“China’s economy is very distorted, and the banks, as ever, are at the epicenter of the distortions,” Edward Chancellor, who helps oversee about $106 billion as a strategist at Grantham Mayo Van Otterloo & Co. in Boston and warned of a “sucker’s rally” in Chinese stocks three days before the benchmark index peaked in August 2009, said in an interview. “If China runs into problems with the banking system, which I think it will, I cannot see a situation in which foreign investors are the main priority of Beijing.”
The tumble in Chinese bank shares has surprised equity analysts, who have more positive recommendations on the Asian country’s financial stocks than in any of the world’s other 10 biggest markets. It contrasts with a Chinese economy that’s expanding more than five times as fast as Europe and the U.S.

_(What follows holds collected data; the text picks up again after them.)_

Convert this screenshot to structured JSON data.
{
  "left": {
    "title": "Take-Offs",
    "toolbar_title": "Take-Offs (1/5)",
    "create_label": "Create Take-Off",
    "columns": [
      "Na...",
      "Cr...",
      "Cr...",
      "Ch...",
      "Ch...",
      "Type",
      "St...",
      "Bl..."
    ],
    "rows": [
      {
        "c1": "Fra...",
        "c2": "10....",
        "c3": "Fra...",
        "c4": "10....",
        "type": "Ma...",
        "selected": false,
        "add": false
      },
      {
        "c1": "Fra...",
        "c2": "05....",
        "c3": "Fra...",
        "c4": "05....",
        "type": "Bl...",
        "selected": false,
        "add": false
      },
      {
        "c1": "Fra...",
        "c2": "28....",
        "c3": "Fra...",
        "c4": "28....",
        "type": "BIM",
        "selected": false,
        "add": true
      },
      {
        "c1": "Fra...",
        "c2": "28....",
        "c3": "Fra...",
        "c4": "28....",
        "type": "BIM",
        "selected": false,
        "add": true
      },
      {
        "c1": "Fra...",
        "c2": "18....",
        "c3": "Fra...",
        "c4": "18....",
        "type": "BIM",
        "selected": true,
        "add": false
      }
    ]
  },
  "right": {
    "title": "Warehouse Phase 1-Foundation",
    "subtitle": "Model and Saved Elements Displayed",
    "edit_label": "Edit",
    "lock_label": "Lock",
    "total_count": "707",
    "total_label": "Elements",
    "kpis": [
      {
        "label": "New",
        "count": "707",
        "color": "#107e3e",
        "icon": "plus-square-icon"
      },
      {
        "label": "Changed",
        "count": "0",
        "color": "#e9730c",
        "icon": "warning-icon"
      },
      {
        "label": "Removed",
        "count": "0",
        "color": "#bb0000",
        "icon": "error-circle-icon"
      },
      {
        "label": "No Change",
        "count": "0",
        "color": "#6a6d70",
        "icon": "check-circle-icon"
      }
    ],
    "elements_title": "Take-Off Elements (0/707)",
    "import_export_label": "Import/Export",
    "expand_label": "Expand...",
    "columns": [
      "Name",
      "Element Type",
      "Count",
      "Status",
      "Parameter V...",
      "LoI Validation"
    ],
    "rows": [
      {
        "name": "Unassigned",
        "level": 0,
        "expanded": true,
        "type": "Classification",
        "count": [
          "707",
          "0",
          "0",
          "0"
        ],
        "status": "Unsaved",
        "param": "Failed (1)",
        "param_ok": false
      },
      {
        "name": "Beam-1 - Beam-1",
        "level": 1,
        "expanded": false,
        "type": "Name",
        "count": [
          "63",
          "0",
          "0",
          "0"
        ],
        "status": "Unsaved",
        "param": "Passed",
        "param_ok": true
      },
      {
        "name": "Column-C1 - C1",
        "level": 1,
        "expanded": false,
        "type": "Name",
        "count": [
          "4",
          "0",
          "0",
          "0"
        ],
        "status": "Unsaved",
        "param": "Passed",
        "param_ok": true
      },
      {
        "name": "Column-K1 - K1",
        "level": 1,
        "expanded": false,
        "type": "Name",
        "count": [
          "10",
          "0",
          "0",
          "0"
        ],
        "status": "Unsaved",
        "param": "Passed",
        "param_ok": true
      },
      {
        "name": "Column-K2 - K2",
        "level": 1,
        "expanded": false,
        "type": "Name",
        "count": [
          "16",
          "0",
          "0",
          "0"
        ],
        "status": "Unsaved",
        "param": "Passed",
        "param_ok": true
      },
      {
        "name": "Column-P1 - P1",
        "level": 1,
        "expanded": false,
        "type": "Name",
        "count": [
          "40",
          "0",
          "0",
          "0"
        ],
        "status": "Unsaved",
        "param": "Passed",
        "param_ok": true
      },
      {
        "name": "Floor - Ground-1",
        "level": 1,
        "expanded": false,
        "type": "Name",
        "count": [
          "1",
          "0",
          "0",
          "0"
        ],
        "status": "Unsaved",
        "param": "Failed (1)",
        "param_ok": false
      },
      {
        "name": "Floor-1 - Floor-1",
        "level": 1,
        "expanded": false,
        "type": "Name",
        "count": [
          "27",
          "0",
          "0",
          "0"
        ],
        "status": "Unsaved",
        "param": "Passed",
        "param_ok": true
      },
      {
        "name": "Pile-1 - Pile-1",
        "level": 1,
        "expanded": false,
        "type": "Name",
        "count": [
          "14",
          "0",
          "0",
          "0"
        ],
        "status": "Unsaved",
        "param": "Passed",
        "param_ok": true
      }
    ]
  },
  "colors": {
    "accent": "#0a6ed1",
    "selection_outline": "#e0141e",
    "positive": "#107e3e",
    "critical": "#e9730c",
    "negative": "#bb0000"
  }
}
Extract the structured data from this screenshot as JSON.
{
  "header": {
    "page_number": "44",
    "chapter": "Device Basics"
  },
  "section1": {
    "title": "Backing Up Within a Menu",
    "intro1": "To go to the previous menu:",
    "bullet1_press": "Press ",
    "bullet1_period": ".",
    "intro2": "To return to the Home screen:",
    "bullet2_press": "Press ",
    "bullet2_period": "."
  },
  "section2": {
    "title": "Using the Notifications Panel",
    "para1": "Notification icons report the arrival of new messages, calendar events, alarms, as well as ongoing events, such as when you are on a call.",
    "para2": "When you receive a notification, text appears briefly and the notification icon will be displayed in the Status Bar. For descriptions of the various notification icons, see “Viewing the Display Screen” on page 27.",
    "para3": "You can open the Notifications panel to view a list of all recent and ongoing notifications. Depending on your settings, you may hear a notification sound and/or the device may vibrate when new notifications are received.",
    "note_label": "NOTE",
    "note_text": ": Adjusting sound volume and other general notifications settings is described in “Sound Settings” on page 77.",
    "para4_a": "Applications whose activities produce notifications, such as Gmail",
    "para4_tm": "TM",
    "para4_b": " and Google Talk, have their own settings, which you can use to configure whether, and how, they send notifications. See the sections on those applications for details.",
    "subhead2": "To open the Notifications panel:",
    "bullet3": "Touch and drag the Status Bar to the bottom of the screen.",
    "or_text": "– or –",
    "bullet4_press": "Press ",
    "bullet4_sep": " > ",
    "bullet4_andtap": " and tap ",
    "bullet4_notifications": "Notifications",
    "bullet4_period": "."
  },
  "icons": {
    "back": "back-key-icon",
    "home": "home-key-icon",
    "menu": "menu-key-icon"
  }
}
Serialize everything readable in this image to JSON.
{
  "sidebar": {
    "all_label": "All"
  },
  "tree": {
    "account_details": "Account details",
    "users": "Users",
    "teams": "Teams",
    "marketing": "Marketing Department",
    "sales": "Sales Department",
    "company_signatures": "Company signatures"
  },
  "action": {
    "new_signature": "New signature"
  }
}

Evidence is building that Chinese property developers and local government financing vehicles, used to get around laws prohibiting direct borrowing, are struggling to repay their obligations as the economy slows. About 85 percent of the government financing vehicles in China’s Liaoning province, on the border with North Korea, had insufficient income last year to cover debt-servicing payments, according to a July speech by the provincial auditor.I'd excerpt the whole thing if I could. Talk about a building drumbeat.
Chinese developers face an “increasingly severe” credit outlook, which may force them to cut prices and turn to costlier funding sources as sales weaken, Standard & Poor’s said in a report today after conducting stress tests of the nation’s real estate companies.
Developers are paying as much as 25 percent interest to borrow from private trust companies as banks withdraw credit, said an official at Beijing-based National Trust in May who asked not to be identified because he isn’t authorized to speak to the media.